15. When the findings in the impugned award are examined in the light of the settled legal position noted hereinabove, there can be no doubt that the said award is wholly bereft of reasons and does not at all show application of mind to the materials on record. It is also evident that the learned Labour Court's findings and consequential directions are based on the bald assertions of the respondent. As noted hereinabove the learned Labour Court has just not given any reason for his findings and almost 54 pages out of the 55 pages award are a simpliciter reproduction of either the pleadings, evidence by way of an affidavit as also the cross-examination of the parties or their written submissions. Such an approach of the learned Labour Court discharging an important adjudicatory function wholly unacceptable. For the aforesaid reasons, the impugned award is, wholly unsustainable and is accordingly quashed.
16. In view of my aforesaid conclusion, I do not deem it necessary to deal with the other contentions raised by the learned counsel for the parties at this stage.
17. However, since it is the specific plea of the respondent that she had led sufficient evidence before the learned Labour Court in support of her claim, which plea is vehemently denied by the learned counsel for the petitioner, the interest of justice demands that the matter be remanded back to the learned Labour Court to consider the material already on record and pass an order in accordance with law.

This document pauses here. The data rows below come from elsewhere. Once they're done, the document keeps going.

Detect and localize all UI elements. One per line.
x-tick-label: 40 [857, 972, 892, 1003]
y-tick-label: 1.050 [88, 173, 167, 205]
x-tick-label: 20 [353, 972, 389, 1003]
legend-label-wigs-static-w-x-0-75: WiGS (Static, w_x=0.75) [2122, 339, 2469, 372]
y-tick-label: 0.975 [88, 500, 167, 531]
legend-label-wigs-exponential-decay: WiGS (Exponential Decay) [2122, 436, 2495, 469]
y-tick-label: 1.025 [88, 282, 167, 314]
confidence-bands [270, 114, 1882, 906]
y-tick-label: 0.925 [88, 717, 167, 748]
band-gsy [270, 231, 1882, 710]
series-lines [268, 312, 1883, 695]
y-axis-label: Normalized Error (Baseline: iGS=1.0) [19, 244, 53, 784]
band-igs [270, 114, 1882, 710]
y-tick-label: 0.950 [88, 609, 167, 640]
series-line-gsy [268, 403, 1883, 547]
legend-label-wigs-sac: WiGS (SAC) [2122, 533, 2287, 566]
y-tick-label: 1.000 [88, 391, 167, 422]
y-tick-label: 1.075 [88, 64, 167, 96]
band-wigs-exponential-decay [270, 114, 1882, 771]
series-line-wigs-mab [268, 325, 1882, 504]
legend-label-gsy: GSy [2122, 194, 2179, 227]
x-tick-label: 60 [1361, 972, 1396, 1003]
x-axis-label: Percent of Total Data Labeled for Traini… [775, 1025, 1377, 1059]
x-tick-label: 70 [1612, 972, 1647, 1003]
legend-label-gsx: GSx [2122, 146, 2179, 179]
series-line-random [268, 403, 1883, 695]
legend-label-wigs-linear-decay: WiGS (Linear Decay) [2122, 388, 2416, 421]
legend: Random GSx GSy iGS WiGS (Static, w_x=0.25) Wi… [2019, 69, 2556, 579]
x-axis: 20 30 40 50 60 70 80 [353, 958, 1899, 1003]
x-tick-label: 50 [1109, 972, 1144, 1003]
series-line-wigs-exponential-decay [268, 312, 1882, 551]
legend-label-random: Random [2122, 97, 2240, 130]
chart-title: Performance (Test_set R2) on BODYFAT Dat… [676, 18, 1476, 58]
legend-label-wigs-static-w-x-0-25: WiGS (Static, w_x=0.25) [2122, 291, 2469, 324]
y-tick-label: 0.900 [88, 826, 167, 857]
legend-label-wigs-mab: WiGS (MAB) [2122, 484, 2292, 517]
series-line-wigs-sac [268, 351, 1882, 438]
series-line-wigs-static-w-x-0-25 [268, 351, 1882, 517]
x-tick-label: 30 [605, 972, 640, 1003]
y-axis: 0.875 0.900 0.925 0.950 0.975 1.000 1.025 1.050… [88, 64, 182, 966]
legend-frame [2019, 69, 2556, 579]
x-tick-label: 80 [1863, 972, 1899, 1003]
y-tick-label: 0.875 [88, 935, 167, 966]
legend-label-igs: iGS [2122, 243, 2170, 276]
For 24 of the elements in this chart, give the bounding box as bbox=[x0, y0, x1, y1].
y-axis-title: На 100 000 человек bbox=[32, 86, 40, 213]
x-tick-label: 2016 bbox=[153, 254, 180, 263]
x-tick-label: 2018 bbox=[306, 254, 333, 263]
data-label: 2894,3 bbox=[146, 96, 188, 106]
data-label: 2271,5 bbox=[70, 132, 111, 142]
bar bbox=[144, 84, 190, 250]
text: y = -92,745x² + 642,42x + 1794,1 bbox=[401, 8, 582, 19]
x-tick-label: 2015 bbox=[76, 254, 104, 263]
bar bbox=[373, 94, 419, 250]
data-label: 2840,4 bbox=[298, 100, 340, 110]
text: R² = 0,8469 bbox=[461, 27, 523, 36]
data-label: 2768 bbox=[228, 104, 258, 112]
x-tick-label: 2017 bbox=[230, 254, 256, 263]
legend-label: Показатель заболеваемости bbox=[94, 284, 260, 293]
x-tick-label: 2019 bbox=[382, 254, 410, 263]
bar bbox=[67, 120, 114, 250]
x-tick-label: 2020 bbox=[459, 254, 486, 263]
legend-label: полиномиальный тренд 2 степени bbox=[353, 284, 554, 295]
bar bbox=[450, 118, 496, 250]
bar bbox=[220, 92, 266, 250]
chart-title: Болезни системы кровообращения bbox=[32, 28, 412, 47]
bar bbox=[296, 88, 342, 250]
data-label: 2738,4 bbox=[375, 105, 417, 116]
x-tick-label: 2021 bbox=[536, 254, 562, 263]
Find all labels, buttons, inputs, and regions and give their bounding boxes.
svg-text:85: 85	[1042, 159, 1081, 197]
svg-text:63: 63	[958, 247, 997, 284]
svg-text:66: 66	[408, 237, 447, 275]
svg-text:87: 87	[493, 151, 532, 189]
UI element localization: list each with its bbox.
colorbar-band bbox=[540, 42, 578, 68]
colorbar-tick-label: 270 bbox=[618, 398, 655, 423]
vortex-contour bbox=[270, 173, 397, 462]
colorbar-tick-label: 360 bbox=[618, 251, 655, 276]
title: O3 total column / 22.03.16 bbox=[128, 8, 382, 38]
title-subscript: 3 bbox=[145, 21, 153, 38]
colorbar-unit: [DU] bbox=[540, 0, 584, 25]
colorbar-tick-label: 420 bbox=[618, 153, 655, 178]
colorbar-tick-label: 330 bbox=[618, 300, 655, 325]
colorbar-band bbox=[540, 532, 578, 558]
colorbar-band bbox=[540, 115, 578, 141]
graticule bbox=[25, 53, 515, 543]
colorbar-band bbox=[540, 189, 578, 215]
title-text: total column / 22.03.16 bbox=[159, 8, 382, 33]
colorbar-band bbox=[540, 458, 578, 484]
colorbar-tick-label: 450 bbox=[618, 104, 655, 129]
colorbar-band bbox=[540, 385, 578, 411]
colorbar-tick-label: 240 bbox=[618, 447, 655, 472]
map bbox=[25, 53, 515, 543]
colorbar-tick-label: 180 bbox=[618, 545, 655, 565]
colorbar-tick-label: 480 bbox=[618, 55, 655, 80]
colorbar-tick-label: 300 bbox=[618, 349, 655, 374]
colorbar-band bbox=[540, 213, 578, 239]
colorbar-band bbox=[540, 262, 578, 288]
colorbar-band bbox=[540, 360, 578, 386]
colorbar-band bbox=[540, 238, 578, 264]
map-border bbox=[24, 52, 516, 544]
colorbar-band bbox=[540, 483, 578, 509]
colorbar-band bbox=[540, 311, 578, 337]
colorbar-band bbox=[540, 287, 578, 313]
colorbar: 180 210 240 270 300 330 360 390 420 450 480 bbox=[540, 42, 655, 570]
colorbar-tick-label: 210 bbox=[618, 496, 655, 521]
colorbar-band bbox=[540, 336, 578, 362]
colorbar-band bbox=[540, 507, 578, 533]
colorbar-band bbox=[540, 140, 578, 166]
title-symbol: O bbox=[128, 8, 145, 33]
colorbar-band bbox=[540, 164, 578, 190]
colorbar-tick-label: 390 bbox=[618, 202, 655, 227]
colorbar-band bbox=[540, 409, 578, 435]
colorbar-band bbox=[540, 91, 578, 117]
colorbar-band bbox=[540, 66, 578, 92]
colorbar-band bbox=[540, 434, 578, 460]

Accordingly, while quashing the impugned award dated 30.01.2015, the matter is remanded back to the learned Labour Court to pass a fresh award after considering and dealing with the entire material on record at this stage. It will be open for the parties to raise all pleas as may be available to them, before the learned Labour Court.
18. Keeping in view the fact that the matter has remained pending for the last many years, the learned Labour Court is requested to expeditiously decide the dispute, preferably within a period of 6 months.
19. The writ petition is allowed in the aforesaid terms with no order as to costs.